3. When I initially Googled you, the first result at the time was a Beaver County (Pennsylvania) Times article from 2016 quoting you as saying that you despised Donald Trump and that there was nothing he could do to earn your vote. Do you still feel that way about Trump, and has he earned your vote this year?
“I did not support President Trump in the 2016 primaries at all. I didn’t buy it. I didn’t believe him. I didn’t think he was going to govern as a conservative. ...I’m happy to admit that I was dead wrong about him. I voted for him in 2020 and will be voting for him again (this year).”
4. As the youngest member of the Ohio General Assembly, do you see it as your responsibility to be an advocate for issues particularly affecting younger Ohioans?
“My job is to represent everybody in my community, whether they’re young or old or somewhere in between. But I certainly have, I think, a different perspective than a lot of folks growing up. You know, growing up in the late ’90s (and) early 2000s, and getting to live through the Great Recession as a kid, and then living through the pandemic as a young adult, I think it gives me a really different perspective from a lot of people.”
5. What’s something about you that people might not know?

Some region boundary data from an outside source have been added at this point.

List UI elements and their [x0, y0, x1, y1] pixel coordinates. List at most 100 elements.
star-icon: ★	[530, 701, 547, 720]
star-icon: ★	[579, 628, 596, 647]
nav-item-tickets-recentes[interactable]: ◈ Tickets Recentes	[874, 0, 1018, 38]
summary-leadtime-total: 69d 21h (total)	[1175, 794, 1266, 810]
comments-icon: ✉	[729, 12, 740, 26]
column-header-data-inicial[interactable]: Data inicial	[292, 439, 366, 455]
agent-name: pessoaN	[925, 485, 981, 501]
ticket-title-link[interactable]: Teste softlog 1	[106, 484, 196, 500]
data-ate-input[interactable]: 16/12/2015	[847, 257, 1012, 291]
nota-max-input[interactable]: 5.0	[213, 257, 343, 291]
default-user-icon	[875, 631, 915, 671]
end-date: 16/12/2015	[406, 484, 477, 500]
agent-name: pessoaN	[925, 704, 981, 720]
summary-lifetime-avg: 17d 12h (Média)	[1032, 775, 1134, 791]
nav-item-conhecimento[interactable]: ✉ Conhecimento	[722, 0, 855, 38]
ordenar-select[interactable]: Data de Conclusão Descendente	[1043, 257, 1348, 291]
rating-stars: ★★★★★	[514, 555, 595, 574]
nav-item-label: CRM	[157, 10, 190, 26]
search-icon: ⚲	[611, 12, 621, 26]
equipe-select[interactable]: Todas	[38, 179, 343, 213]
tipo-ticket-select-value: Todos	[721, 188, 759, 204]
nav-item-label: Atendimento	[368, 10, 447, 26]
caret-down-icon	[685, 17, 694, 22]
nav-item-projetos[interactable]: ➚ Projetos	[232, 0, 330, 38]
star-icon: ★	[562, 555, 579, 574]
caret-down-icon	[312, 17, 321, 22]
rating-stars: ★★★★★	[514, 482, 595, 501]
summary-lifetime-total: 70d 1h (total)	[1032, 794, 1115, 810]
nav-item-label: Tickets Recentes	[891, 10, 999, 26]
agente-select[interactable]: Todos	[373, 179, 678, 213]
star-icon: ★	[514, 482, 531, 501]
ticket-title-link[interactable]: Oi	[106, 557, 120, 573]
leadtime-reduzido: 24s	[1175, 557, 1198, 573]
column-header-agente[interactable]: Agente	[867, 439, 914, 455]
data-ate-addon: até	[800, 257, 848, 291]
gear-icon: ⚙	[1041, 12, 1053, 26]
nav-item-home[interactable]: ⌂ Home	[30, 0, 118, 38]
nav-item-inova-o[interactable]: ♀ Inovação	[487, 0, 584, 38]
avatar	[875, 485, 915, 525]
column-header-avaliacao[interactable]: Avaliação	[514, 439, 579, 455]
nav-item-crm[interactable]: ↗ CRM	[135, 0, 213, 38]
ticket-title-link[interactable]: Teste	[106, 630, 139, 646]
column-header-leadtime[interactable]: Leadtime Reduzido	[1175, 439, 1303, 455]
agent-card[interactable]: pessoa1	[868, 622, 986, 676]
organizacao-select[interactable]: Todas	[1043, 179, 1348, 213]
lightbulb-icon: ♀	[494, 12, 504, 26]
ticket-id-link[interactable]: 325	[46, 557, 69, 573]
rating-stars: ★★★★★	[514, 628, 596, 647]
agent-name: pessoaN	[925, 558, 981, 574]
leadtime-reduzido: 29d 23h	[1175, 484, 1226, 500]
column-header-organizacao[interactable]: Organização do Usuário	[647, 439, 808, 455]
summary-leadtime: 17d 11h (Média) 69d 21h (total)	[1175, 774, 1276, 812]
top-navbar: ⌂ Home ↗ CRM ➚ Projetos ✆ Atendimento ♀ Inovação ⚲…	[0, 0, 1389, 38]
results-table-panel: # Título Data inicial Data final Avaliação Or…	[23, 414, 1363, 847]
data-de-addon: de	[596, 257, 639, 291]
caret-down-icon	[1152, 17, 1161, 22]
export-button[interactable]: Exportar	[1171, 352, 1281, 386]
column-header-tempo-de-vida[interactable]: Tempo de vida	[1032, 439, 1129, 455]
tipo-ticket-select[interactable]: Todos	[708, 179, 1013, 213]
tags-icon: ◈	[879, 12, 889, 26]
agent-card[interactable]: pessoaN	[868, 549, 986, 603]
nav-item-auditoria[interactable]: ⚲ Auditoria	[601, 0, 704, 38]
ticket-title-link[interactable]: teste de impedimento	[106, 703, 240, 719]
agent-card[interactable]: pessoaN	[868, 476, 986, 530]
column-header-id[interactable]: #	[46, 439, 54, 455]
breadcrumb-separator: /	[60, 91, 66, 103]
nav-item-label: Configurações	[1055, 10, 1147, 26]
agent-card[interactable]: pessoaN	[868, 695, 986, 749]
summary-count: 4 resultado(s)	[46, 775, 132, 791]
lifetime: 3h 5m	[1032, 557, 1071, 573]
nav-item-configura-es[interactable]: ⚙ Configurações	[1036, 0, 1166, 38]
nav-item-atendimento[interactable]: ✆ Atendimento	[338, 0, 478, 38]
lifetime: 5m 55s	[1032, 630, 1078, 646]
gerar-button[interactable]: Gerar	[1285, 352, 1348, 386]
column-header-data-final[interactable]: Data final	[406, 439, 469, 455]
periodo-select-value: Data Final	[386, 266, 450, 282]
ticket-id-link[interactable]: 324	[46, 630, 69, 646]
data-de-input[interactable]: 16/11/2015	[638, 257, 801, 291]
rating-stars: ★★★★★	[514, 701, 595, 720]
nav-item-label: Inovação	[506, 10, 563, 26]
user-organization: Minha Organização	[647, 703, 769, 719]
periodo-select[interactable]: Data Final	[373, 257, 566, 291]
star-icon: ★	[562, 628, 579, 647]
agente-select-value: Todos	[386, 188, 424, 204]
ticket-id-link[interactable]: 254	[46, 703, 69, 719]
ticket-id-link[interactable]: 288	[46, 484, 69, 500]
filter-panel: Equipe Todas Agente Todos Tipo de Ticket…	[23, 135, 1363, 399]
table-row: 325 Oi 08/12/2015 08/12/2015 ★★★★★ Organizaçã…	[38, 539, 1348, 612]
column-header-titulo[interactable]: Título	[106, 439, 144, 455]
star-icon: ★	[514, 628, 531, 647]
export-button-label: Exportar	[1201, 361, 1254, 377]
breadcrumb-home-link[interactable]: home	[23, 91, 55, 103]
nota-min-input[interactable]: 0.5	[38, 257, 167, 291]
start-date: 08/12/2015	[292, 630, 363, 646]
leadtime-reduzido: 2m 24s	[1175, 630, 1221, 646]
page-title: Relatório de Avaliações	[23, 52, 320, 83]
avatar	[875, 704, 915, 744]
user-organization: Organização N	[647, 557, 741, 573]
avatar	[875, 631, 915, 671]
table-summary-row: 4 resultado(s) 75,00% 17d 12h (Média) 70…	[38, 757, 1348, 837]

“I have a pretty extensive collection of Ohio history books -- a lot of antique books from the 1800s through the early 20th century, primarily related to Civil War history and the history of the Mahoning Valley. I don’t know if you’re an antique store kind of guy, but I am – I’m probably the youngest person that goes into these places.”
Birthdays
Alex Weingarth, government and external affairs director, Amerihealth Caritas
State Sen. Shane Wilkin
Straight From The Source
“Dude I won’t even take calls from Ukraine. Two very senior guys reached out to me. The head of their intel. The head of the Air Force. B****ing about F16s.”
- U.S. Sen. JD Vance of Cincinnati, the Republican nominee for vice president, in a text message to blogger/entrepreneur Charles Johnson last October. It was one of several text messages from Vance, a vocal critic of U.S. military support to Ukraine in its war with Russia, that Johnson shared with the Washington Post.